Dass der 8. Mai 1945 für die Menschen in Ostmitteleuropa ein ausgesprochen janusköpfiges Datum war, geriet dabei vielen Menschen im Westen aus dem Blick. Zwar beendete der Einmarsch der Sowjets dort die nationalsozialistische Okkupation, doch das Momentum der Befreiung währte nur kurz. Spätestens ab 1948 wurden die demokratischen Ansätze in Polen, der Tschechoslowakei, Ungarn und den anderen Staaten des erweiterten sowjetischen Einflussbereichs durch die Errichtung kommunistischer Satellitenregime erstickt. Besonders grausam zeigte sich die Dialektik von Befreiung und Unterdrückung im Schicksal der sowjetischen Kriegsgefangenen und verschleppten Zwangsarbeiter, die nach ihrer Rückkehr in die Sowjetunion als Verräter oder Überläufer gebrandmarkt wurden. Für viele bedeutete dies Lagerhaft, gesellschaftliche Ächtung oder Tod - sie lebten fortan in noch größerer Unfreiheit als die ohnehin entrechtete sowjetische Bevölkerung.
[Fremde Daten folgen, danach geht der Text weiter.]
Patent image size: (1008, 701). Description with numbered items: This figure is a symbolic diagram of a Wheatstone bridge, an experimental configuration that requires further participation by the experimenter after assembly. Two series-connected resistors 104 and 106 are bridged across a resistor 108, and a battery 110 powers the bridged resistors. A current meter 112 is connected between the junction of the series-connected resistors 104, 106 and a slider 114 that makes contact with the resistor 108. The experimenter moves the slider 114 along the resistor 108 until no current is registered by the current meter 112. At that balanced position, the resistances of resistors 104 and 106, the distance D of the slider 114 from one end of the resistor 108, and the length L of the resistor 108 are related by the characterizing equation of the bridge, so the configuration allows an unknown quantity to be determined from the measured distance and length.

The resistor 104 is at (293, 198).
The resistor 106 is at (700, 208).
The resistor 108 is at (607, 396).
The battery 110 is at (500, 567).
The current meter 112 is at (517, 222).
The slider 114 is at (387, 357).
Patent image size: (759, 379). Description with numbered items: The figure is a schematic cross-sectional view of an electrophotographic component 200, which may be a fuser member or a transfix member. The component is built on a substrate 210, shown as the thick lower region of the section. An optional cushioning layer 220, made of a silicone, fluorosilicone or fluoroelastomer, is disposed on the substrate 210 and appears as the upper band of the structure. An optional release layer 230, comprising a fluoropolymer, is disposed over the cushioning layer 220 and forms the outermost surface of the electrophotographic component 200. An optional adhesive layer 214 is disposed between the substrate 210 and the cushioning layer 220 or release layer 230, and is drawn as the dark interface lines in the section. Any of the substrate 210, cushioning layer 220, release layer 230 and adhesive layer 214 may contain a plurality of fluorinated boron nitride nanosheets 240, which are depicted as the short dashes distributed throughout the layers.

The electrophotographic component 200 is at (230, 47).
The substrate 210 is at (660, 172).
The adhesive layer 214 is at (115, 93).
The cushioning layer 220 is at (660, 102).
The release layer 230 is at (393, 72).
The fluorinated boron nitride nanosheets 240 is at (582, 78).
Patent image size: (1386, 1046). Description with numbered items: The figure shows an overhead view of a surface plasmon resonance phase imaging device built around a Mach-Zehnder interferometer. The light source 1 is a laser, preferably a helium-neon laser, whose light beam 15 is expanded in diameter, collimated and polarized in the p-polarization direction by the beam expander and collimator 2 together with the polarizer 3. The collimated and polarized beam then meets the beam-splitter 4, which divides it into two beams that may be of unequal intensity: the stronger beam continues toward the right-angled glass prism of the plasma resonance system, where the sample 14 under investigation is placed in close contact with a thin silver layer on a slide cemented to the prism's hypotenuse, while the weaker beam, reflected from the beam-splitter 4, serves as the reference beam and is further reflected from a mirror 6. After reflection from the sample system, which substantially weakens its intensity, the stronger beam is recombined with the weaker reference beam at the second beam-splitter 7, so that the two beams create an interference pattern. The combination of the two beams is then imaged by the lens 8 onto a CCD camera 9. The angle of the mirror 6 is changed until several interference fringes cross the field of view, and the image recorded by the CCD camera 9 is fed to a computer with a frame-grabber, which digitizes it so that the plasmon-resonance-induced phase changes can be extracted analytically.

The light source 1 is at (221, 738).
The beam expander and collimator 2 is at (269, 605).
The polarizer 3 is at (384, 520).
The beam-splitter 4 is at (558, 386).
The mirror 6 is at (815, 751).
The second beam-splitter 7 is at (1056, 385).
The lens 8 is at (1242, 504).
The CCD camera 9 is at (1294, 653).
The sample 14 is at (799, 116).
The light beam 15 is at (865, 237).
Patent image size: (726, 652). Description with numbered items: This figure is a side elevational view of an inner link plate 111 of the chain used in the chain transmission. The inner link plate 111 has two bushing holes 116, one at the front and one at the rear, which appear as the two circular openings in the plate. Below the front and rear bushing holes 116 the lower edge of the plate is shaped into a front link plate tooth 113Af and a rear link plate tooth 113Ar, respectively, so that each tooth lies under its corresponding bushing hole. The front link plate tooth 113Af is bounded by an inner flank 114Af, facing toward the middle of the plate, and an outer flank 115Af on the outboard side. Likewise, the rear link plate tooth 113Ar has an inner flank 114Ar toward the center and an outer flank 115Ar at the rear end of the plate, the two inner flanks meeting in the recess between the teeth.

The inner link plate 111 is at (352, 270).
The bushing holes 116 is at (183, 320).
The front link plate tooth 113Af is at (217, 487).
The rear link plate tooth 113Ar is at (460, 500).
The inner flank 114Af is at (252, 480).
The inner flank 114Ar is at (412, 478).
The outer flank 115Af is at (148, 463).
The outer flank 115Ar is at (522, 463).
Der 8. Mai mahnt zur historischen Genauigkeit. Er ist ein Tag der Dankbarkeit gegenüber den alliierten Streitkräften, die das nationalsozialistische Regime militärisch bezwangen und dabei einen immensen Blutzoll entrichteten – allen voran die Sowjetunion. Er ist ein Tag der Demut angesichts der von Deutschen begangenen Verbrechen. Er ist aber auch Anlass, die vielschichtigen und zum Teil widersprüchlichen Erfahrungen Europas im Jahr 1945 zu benennen – insbesondere derer, für die das Kriegsende den Übergang von einer Gewaltherrschaft in eine neue bedeutete. Die Erinnerung an das Kriegsende muss diese doppelte historische Realität sichtbar machen. Das ist und bleibt Aufgabe der Aufarbeitung.